Plausibility of a Discrete Point Manifold

[Mandelbroth]

Consider a discrete set of $k$ points.

First, is it a manifold? I know that a manifold is a topological space that contains a neighborhood homeomorphic to Euclidean space for each point. Can we just consider each point's neighborhood to be a set containing only that point?

Second, would the structure be orientable for $k>2$?

 

[Number Nine]

Can we just consider each point's neighborhood to be a set containing only that point?

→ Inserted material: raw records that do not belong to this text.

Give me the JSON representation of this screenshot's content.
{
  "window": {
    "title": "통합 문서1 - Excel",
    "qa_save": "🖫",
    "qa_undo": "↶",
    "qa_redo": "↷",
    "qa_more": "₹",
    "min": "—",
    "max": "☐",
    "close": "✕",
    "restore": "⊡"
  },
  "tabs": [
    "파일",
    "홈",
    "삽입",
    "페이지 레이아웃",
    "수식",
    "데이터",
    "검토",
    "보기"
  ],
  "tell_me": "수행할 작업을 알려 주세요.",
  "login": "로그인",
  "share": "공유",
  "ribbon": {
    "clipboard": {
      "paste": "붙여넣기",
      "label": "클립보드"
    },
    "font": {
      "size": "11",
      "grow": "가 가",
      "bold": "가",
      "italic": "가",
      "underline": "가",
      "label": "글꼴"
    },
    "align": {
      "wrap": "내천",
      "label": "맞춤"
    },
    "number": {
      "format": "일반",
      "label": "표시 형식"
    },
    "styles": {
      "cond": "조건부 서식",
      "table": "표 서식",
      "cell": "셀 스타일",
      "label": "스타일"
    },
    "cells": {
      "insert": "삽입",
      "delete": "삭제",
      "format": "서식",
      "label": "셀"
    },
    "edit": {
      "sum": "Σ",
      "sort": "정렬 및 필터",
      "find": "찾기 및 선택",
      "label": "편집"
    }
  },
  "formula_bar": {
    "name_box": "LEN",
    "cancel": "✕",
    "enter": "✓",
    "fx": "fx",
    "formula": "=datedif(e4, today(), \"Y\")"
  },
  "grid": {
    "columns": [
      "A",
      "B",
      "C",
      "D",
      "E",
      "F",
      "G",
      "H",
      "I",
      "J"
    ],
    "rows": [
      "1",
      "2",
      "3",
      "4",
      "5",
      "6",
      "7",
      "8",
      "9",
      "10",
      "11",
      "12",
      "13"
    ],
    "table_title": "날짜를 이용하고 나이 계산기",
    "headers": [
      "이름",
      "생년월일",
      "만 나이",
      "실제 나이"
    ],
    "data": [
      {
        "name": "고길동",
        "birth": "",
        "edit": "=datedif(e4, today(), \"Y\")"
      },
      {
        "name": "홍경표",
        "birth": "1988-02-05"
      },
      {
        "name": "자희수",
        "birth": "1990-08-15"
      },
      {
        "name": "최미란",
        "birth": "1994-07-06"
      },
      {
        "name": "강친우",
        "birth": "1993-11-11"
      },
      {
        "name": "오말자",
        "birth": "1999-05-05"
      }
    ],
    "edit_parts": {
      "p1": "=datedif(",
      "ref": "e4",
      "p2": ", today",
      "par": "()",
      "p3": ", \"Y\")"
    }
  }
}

You can, but then where is the homeomorphism to an open subset of \mathbb{R}^n? All singleton sets in \mathbb{R}^n are closed.

 

[WannabeNewton]

Every countable discrete space is a topological 0-manifold; the converse holds as well. Here a discrete space is a set equipped with the discrete topology. This is a trivial exercise so try to show it yourself. Define a topological n-manifold as a second countable Hausdorff space that is locally Euclidean of dimension n (i.e. every point has a neighborhood that is homeomorphic to an open subset of $\mathbb{R}^{n}$).

 

[micromass]

Every countable discrete space is a topological 0-manifold; the converse holds as well. Here a discrete space is a set equipped with the discrete topology. This is a trivial exercise so try to show it yourself. Define a topological n-manifold as a second countable Hausdorff space that is locally Euclidean of dimension n (i.e. every point has a neighborhood that is homeomorphic to an open subset of $\mathbb{R}^{n}$).

And to add to this: yes, the manifold will be orientable.

 

[Mandelbroth]

Every countable discrete space is a topological 0-manifold; the converse holds as well. Here a discrete space is a set equipped with the discrete topology. This is a trivial exercise so try to show it yourself. Define a topological n-manifold as a second countable Hausdorff space that is locally Euclidean of dimension n (i.e. every point has a neighborhood that is homeomorphic to an open subset of $\mathbb{R}^{n}$).

I'm not very confident with this material, so...here I go:

Lemma #1: If the space is a countable discrete space, then it is also a second countable space.

^//Proof: If the space is countable and discrete, then there are a countable number of singletons. The singletons can, therefore, form a countable basis for the discrete space.$\halmos$​

Lemma #2: If the space is a countable discrete space, then it is a Hausdorff space.

^//Proof: If the space is a discrete space, then the points are necessarily disjoint. $\halmos$​

Lemma #3: Each point in a discrete space is homeomorphic to $\mathbb{R}^0$.

^//Proof: Homeomorphism is the identity map. $\halmos$?​

Considering lemmas 1, 2, and 3, we have established that a countable discrete space is a second countable Hausdorff space of dimension 0 with each neighborhood homeomorphic to Euclidean space of dimension 0, and therefore a 0-manifold. $\blackhalmos$

I'm not sure about the third lemma. It feels too...blunt.

@Micromass: How is it orientable? Could you, perhaps...nudge me in the right direction?
(Also...you've not responded to my personal message about operators. It's been 3 weeks. )

 

[WannabeNewton]

That all looks good! Cheers.